跳到主要内容

为 x86 CPU 自动调优卷积网络

备注

单击 此处 下载完整的示例代码

作者Yao Wang, Eddie Yan

本文介绍如何为 x86 CPU 调优卷积神经网络。

注意,本教程不会在 Windows 或最新版本的 macOS 上运行。如需运行,请将本教程的主体放在 if __name__ == "__main__": 代码块中。

import os
import numpy as np

import tvm
from tvm import relay, autotvm
from tvm.relay import testing
from tvm.autotvm.tuner import XGBTuner, GATuner, RandomTuner, GridSearchTuner
from tvm.autotvm.graph_tuner import DPTuner, PBQPTuner
import tvm.contrib.graph_executor as runtime

定义网络

首先在 Relay 前端 API 中定义网络,可以从 relay.testing 加载一些预定义的网络,也可以使用 Relay 构建 relay.testing.resnet。

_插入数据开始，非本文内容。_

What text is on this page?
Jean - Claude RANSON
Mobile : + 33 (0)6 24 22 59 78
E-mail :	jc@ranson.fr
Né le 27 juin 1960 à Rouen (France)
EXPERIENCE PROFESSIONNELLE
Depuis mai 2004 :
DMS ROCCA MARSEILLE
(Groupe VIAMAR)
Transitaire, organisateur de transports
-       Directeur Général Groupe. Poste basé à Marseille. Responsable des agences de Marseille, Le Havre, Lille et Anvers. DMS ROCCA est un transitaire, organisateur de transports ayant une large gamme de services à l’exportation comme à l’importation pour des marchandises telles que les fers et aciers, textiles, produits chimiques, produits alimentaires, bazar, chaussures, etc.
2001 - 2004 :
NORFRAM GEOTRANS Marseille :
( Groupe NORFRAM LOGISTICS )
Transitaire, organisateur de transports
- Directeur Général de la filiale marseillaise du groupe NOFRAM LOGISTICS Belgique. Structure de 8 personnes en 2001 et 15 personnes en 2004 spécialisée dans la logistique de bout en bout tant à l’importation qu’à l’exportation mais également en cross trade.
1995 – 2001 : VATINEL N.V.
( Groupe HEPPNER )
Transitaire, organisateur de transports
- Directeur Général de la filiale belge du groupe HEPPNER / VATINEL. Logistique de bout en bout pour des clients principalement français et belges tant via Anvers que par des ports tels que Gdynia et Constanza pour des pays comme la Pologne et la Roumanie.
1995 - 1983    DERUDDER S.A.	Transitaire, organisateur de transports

还可以从 MXNet、ONNX 和 TensorFlow 加载模型。

本教程用 resnet-18 作为调优示例。

def get_network(name, batch_size):
"""获取网络的符号定义和随机权重"""
input_shape = (batch_size, 3, 224, 224)
output_shape = (batch_size, 1000)

if "resnet" in name:
n_layer = int(name.split("-")[1])
mod, params = relay.testing.resnet.get_workload(
num_layers=n_layer, batch_size=batch_size, dtype=dtype
)
elif "vgg" in name:
n_layer = int(name.split("-")[1])
mod, params = relay.testing.vgg.get_workload(
num_layers=n_layer, batch_size=batch_size, dtype=dtype
)
elif name == "mobilenet":
mod, params = relay.testing.mobilenet.get_workload(batch_size=batch_size, dtype=dtype)
elif name == "squeezenet_v1.1":
mod, params = relay.testing.squeezenet.get_workload(
batch_size=batch_size, version="1.1", dtype=dtype
)
elif name == "inception_v3":
input_shape = (batch_size, 3, 299, 299)
mod, params = relay.testing.inception_v3.get_workload(batch_size=batch_size, dtype=dtype)
elif name == "mxnet":
# MXNet 模型的示例
from mxnet.gluon.model_zoo.vision import get_model

block = get_model("resnet18_v1", pretrained=True)
mod, params = relay.frontend.from_mxnet(block, shape={input_name: input_shape}, dtype=dtype)
net = mod["main"]
net = relay.Function(
net.params, relay.nn.softmax(net.body), None, net.type_params, net.attrs
)
mod = tvm.IRModule.from_expr(net)
else:
raise ValueError("Unsupported network: " + name)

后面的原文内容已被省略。